December 24, 2016 7:27 AM | Thomas Faust
Ah, to be an indie developer. It is the fast track to fame and fortune. Just slap some assets together, launch a bunch of games, and you're set for life. Right?
Well, apparently not. Otherwise, we'd have more millionaires and less talk of the dreaded indiepocalypse. Lost Decade Games' Indie Game Sim tackles the difficulties of game development and the underlying strain on your mental wellbeing.

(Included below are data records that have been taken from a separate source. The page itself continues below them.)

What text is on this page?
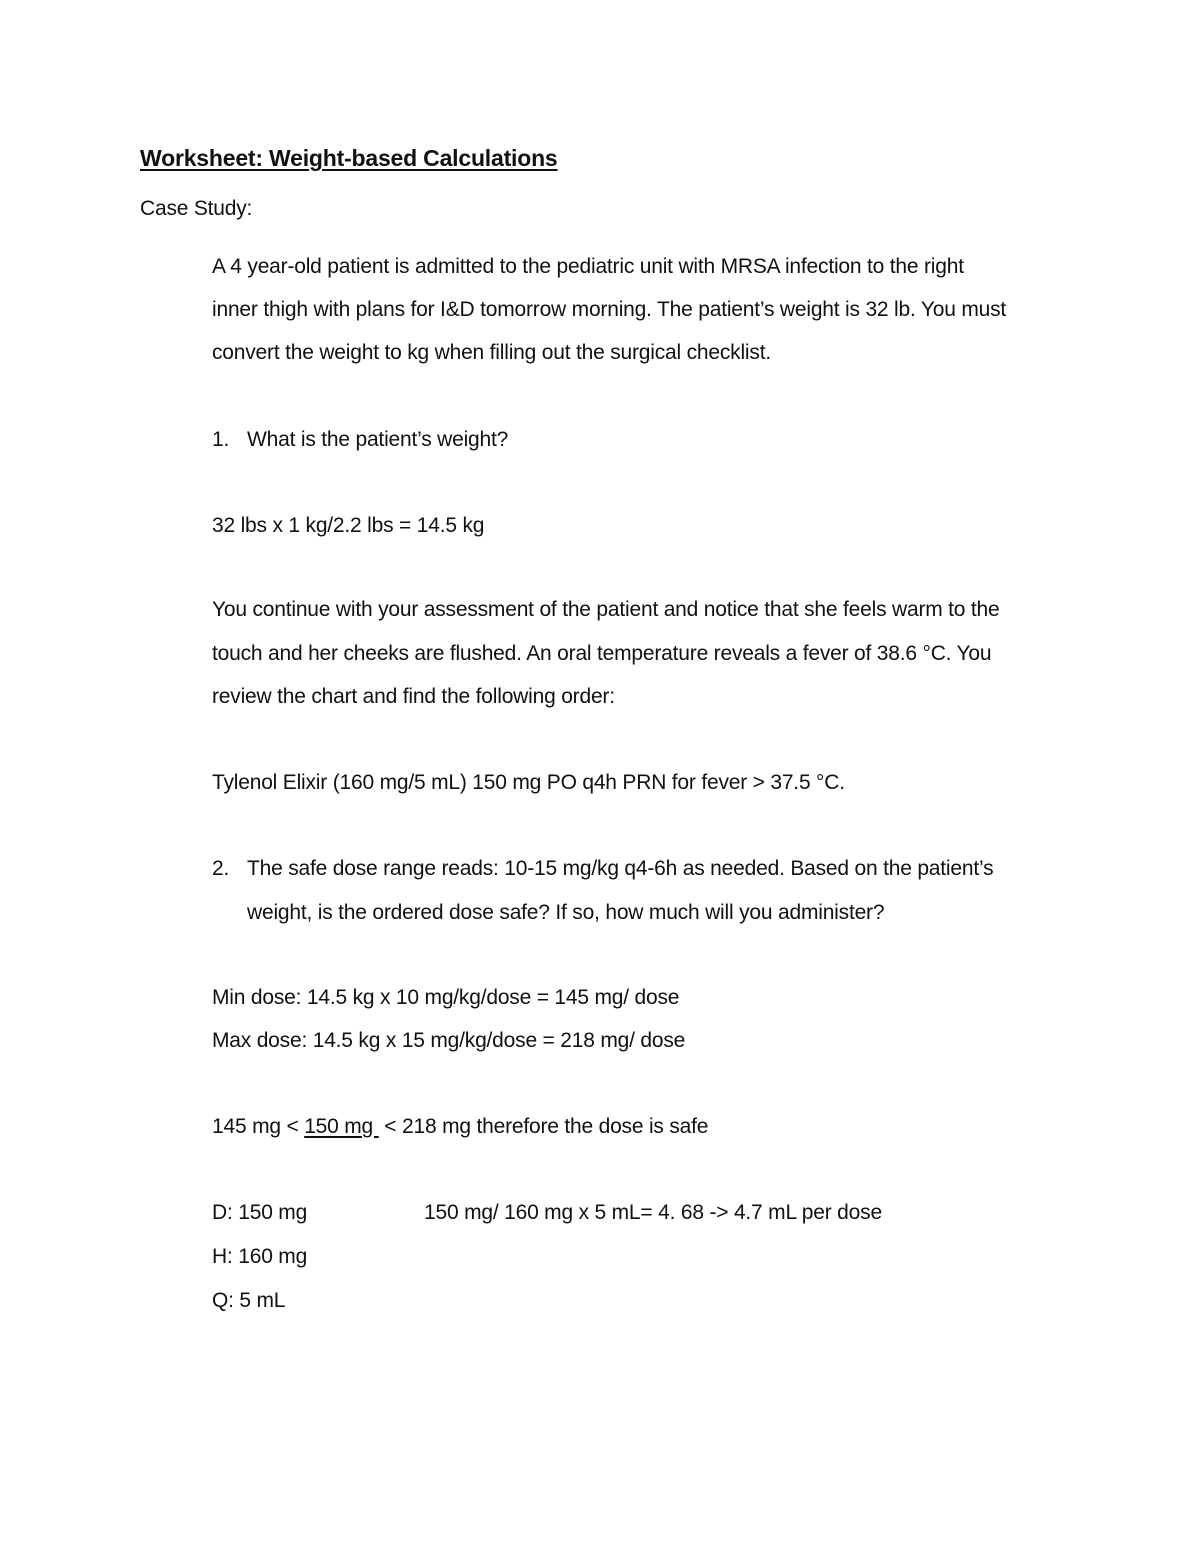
Worksheet: Weight-based Calculations
Case Study:
A 4 year-old patient is admitted to the pediatric unit with MRSA infection to the right
inner thigh with plans for I&D tomorrow morning. The patient’s weight is 32 lb. You must
convert the weight to kg when filling out the surgical checklist.
1. What is the patient’s weight?
32 lbs x 1 kg/2.2 lbs = 14.5 kg
You continue with your assessment of the patient and notice that she feels warm to the
touch and her cheeks are flushed. An oral temperature reveals a fever of 38.6 °C. You
review the chart and find the following order:
Tylenol Elixir (160 mg/5 mL) 150 mg PO q4h PRN for fever > 37.5 °C.
2. The safe dose range reads: 10-15 mg/kg q4-6h as needed. Based on the patient’s
weight, is the ordered dose safe? If so, how much will you administer?
Min dose: 14.5 kg x 10 mg/kg/dose = 145 mg/ dose
Max dose: 14.5 kg x 15 mg/kg/dose = 218 mg/ dose
145 mg < 150 mg  < 218 mg therefore the dose is safe
D: 150 mg	150 mg/ 160 mg x 5 mL= 4. 68 -> 4.7 mL per dose
H: 160 mg
Q: 5 mL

The game has you starting out as a lowly developer, building your first game from a toolbox of assets and uploading it to a Steam-like distribution system. Publish game, get reviews, sell some copies, repeat. You can buy new assets and other interesting stuff from the money you made, so your games will become more sophisticated with time. Indie Game Sim is obviously not as polished as a Super Mario Maker, but it's certainly charming enough to play around with. It also actually gets you thinking about level and game design, forcing you to employ the minimal tools at hand and create platformers worth playing. Adding fancy assets and effects increases the production costs, so your early creations will be limited in scope. It's quite the challenge to create something interesting under these conditions, and while initial progress feels rather slow, it's fun and rewarding.
However, you not only try to leave your mark on the gaming world, but also fight crippling self-doubt and depression, with the dreaded impostor syndrome rearing its ugly head and trying to lead you astray. Developer Matt Hackett explains why the inclusion of "the darkness", the game's recurring antagonist, turns Indie Game Sim into a very personal game:
"For as long as I've been making games there's been this voice in my head saying that I'm not good enough or not smart enough. When I started working on this concept of a meta game about making games, at first the gameplay was just the basics of creating your games and selling them. This rough analog of the indie game developer experience felt incomplete without a nagging voice of uncertainty.
The last couple years have been rough for [Lost Decade Games], and since I worked on Indie Game Sim in isolation, to me the darkness is probably a mix of imposter syndrome and depression. To others, the darkness could be internet trolls, harsh critics, or unimpressed family members. The game never clearly defines what it is, though, and my hope is that players will apply their own inner demons to the darkness, and revel in defeating them."
This should sound very familiar to a lot of people out there, and the fact that such an innocuous game harbors this deeper, darker level of meaning might distract a bit from its game-building aspect. But then, it gives you a sense of purpose. Becoming a successful indie game dev while pushing the darkness back to wherever it came from turns Indie Game Sim into so much more than just a small game about making pixels move in fun ways.